By Celina Kareiva
The Place: Six Arms, 300 E. Pike St., 223-1698
The Hours: 4-6 p.m. happy hour daily; 10 p.m. and later happy-hour deals on food
The Digs: In many ways, Six Arms Pub feels more like a cafe than a neighborhood watering hole. Except for a widescreen TV in the corner and a healthy selection of handcrafted ales brewed onsite, you wouldn't know it from the trendy coffee shops of Capitol Hill. The best thing about Six Arms is its decor--a mix of your grandmother's attic and an earthy-hippie interior.You find your eyes wandering the walls for odd knickknacks, wood carvings, and the sorts of framed sketches that take on a second life after being shelved at an antique store. Sectioning off the bar from the rest of the establishment is a knobby railing of pipe patchwork. It dovetails into an altar-like entrance at one corner of the bar. To the left is a spectacular chandelier that resembles a starburst of light. There's a spiritual feel to the artwork, probably because the location mascot is a six-armed Hindu goddess.
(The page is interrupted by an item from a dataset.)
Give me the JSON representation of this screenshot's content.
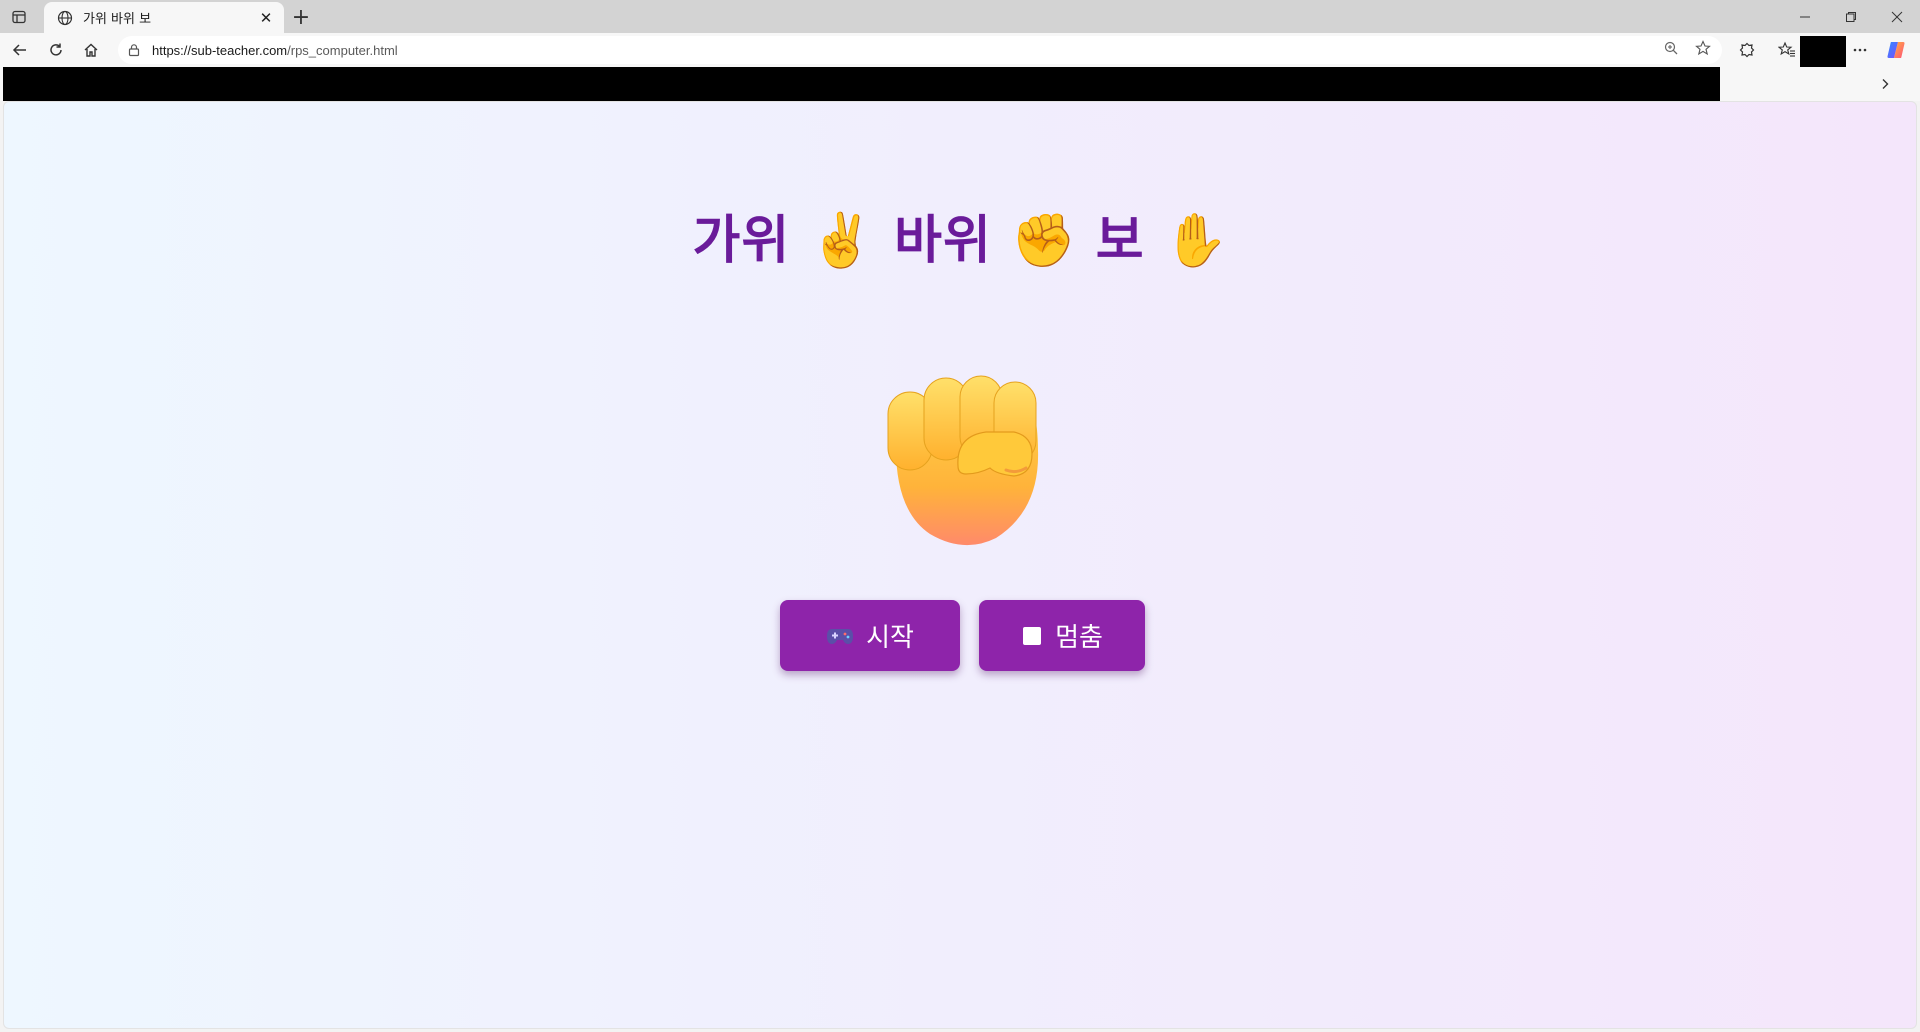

The Deal: Six Arms' menu is bar food with a gourmet twist--the burgers come with the option of tater tots or fries; the hummus plate includes a side of freshly cut vegetables; and the salads are topped with thin strings of pickled onion. Six Arms is actually part of a chain of McMenamin's breweries scattered throughout Washington and Oregon. So during happy hour, all ales are available for $3.25 a pint. The Ruby, admittedly a very girly beer, is particularly good. It's packed with over 60 pounds of raspberries, and its reddish tint evokes its name.
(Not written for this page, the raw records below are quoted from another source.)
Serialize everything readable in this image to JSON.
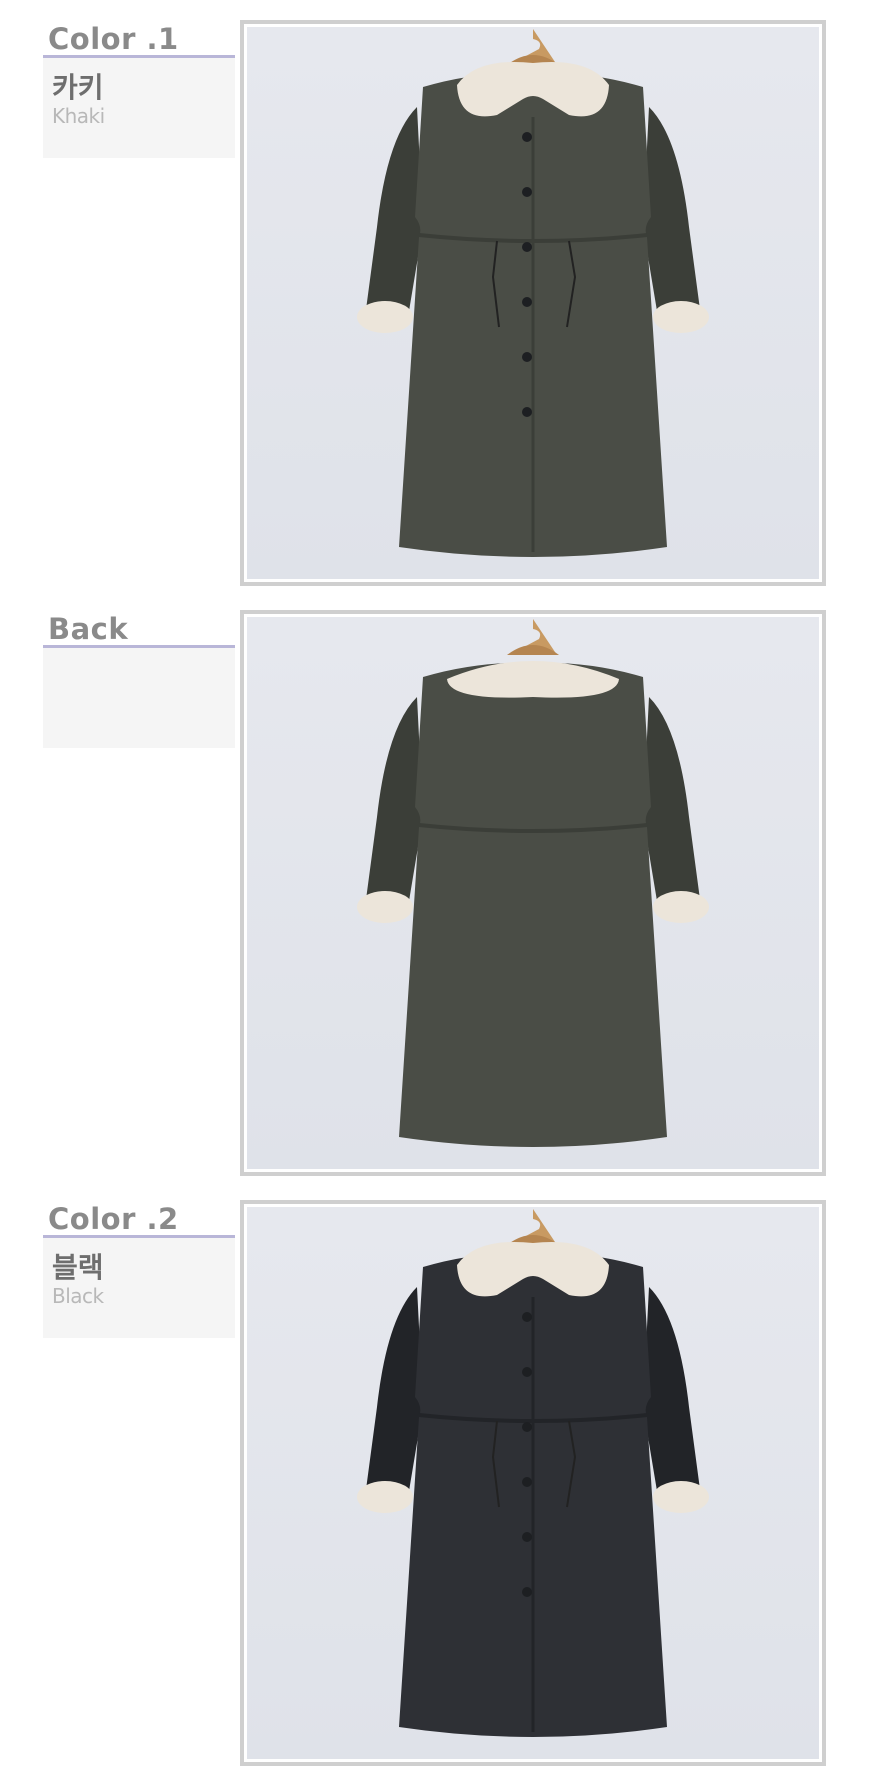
{
  "sections": [
    {
      "title": "Color .1",
      "name_ko": "카키",
      "name_en": "Khaki",
      "view": "front",
      "coat_color": "#4a4d46",
      "coat_shade": "#3b3e38"
    },
    {
      "title": "Back",
      "name_ko": "",
      "name_en": "",
      "view": "back",
      "coat_color": "#4a4d46",
      "coat_shade": "#3b3e38"
    },
    {
      "title": "Color .2",
      "name_ko": "블랙",
      "name_en": "Black",
      "view": "front",
      "coat_color": "#2e3035",
      "coat_shade": "#222428"
    }
  ],
  "colors": {
    "title_text": "#8a8a8a",
    "rule": "#b9b6d8",
    "label_bg": "#f5f5f5",
    "frame_border": "#cfcfcf",
    "fur": "#ece5da",
    "background": "#e3e6ec"
  }
}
While the front entrance clearly states that no one under the age of 21 is allowed into the bar, Six Arms manages to blend a sophisticated taste with a family-friendly ambiance. Several kids pick at plates of Cajun tater tots in the roomy booths, and a modified version of the main menu offers bite-sized burgers and extra-gooey grilled cheese for the little ones.
The Verdict: Six Arms is an urban space for the archetypal Seattleite. I like to think that the decor of a bar serves as a reflection of the people who frequent it. And if that's the case, then Six Arms' regulars are an eclectic bunch.